Again, when you suggest a change of race I don’t assume we change anything but the color of his skin. I think it’s a bit racist to assume otherwise, as if blacks aren’t capable of succeeding in this country.
Those 14 years are critical, as it would mean that Romney grew up before the Civil Rights Act of the early 60s, whereas Obama grew up after it.
But yeah, if he had been the black, Mormon son of a Governor, who grew up in the 1950s, that would make him a unique individual in the US indeed!

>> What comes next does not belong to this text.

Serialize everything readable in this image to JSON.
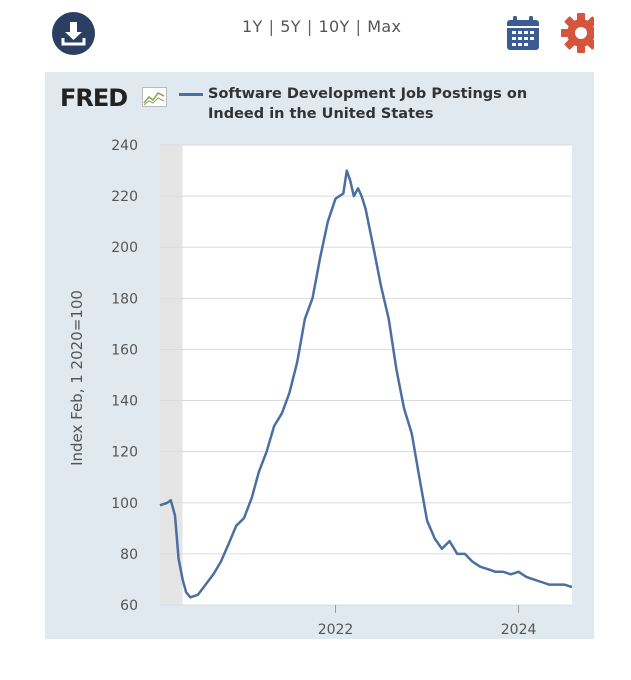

While we’re complicating the hypotheticals, let’s make Romney the black son of a single mother, a wealthy white Mormon governor who was, herself, born in Mexico. I think that really gets to the heart of race and politics in America, don’t you?
He’d be shuckin’ and jivin’ his way to the White House in no time!
So, if Romney gets elected, will you in four years be arguing that whoever the Democrats nominate would be a shoo-in if only they were of that highly electable religion? “If only Hillary were a Mormon, why, she’d be unstoppable!”
Some early voting numbers from Gallup.
As you can see from the commentary, Republicans say numbers like these (from elsewhere too, apparently) show that Romney is “crushing” Obama in early voting.
ETA: Other numbers which seem at least mildly contradictory.
You’re right. My argument that macaroons are actually the freeze-dried brains of macaque monkeys is equally false. Alas, I’m making neither argument.
This is getting sillier and sillier. Your understanding of race appears to be that it’s a solely biological construct with no social element. Not only that, you imply that anyone who believes there’s a social element to it is “a bit racist.” Being black is not about melanin (to be fair, it’s only trivially about melanin). If you this is the vapidity of your understanding of race, no wonder you’re floundering in this discussion.